Agressivité, classe et sobriété
Le match n'était même pas commencé qu'un consensus se dégageait déjà auprès des essayeurs. Qu'ils soient dans la vingtaine, la trentaine ou la quarantaine, tous ont craqué pour l'Audi A4. Ses lignes modernes et son allure ramassée lui confèrent de la prestance, de l'autorité, même. À cela s'ajoute une petite touche d'agressivité, gracieuseté du groupe Sport (en option) et de ses roues de 17 pouces.
À l'opposé, la Mercedes a fait l'unanimité, elle aussi... Ceux qui ont collaboré à ce match lui ont reproché la trop grande sobriété de ses lignes, certains la trouvant même terne. Une opinion que ne partage pas l'auteur de ces lignes, qui a cependant dû s'incliner devant la majorité.
La Jaguar, elle, se situait entre les deux. Tous se sont entendus pour dire qu'elle possède une classe indéniable; mais cette fois, les essayeurs étaient divisés en deux camps, le charme de cette belle anglaise laissant au moins deux d'entre eux indifférents (mais pas l'auteur de ces lignes, amoureux de la marque depuis belle lurette).
L'habit fait le moine
L'examen de leur habitacle respectif nous révèle que le contenu s'apparente à l'emballage.

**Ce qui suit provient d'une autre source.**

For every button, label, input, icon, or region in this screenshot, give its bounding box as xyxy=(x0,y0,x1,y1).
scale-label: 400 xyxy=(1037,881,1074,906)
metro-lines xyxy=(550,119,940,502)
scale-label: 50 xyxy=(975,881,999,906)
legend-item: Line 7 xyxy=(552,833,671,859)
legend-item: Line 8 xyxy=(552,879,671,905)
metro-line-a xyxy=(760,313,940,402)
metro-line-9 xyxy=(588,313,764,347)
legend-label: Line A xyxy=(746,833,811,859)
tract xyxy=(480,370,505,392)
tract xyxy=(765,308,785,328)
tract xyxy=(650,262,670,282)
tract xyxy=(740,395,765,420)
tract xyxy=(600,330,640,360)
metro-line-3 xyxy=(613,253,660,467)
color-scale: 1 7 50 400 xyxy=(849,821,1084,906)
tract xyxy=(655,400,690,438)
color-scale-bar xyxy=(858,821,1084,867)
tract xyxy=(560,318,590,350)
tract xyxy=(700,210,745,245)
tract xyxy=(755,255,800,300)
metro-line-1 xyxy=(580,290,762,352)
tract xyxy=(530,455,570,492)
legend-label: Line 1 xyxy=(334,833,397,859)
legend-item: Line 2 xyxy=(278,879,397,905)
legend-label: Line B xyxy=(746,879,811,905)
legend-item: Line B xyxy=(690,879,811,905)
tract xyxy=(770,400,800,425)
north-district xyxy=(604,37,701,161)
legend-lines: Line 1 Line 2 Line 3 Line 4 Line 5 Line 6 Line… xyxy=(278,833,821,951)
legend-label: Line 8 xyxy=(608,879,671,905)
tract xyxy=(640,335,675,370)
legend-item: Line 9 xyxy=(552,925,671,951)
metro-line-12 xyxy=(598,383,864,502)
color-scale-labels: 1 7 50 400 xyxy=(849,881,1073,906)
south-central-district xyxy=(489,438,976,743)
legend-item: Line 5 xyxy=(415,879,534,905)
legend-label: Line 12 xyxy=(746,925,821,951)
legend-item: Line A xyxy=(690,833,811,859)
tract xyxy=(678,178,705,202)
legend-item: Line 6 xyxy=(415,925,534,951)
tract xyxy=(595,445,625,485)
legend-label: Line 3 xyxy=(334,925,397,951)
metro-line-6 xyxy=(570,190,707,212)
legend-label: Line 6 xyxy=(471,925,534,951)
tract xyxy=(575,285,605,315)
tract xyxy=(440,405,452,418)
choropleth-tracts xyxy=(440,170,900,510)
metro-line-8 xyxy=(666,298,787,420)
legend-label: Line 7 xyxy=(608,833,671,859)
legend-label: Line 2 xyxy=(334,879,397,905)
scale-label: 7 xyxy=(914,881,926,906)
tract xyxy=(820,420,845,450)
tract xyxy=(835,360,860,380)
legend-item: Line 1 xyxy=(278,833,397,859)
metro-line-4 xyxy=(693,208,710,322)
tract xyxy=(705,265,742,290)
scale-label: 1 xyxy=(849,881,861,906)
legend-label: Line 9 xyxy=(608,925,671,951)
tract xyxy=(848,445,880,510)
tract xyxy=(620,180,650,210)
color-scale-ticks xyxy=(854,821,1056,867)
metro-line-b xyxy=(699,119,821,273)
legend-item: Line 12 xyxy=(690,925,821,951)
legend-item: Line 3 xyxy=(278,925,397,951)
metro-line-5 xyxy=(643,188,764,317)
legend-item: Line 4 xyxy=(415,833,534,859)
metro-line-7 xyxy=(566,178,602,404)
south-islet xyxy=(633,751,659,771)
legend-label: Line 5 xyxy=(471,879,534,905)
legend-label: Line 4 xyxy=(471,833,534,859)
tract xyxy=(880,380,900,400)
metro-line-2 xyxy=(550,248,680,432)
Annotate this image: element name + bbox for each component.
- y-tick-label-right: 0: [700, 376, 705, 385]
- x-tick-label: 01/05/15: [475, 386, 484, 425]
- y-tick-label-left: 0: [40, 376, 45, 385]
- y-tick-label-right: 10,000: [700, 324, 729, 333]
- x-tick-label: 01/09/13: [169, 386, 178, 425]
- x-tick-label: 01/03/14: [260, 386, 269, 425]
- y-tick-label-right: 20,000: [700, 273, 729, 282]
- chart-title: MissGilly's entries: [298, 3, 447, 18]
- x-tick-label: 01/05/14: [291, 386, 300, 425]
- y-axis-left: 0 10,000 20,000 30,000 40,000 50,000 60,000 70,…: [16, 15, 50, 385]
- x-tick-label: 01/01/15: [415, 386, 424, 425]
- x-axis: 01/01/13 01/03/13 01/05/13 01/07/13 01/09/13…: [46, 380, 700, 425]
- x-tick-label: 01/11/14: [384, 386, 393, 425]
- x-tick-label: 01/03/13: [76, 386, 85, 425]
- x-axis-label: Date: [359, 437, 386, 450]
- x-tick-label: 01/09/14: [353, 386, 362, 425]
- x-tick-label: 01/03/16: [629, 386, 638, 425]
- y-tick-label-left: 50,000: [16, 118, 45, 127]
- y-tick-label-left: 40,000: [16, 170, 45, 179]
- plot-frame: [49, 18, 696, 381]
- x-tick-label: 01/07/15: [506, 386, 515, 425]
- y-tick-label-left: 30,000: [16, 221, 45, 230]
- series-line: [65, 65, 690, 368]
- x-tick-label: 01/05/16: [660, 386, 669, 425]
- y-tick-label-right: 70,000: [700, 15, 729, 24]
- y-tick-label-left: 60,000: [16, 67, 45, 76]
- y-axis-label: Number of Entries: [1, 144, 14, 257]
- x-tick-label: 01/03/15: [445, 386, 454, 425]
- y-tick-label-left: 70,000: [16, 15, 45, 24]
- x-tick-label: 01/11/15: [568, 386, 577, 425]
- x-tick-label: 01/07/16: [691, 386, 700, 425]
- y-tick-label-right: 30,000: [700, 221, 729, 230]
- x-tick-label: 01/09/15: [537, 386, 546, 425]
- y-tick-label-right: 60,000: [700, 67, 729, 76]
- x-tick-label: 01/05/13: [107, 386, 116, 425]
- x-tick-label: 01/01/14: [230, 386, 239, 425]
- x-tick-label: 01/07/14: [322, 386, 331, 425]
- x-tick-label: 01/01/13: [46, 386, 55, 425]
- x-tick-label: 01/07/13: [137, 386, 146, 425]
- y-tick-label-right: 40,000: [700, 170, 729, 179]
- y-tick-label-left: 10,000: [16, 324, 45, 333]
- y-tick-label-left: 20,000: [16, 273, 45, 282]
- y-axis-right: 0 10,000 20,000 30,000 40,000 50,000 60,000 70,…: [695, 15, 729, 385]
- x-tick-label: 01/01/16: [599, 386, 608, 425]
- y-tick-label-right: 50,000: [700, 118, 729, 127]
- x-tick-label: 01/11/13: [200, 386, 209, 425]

La décoration de l'Audi possède une petite touche high-tech, tandis que l'ambiance à bord de la Jaguar demeure unique, avec des appliques de bois et une sellerie cuir opulente, qui donnent une touche rétro et une noblesse incomparable à cette berline.
À bord de la Mercedes, c'est froid et terne... En revanche, la qualité d'assemblage se situe dans une classe à part. Dans la plus pure tradition germanique, ça respire la solidité et le travail bien fait. L'Audi suit tout juste derrière, tandis que la Jaguar ferme la marche. Dans son cas, disons qu'on est en droit de s'attendre à une finition plus soignée dans une voiture de ce prix.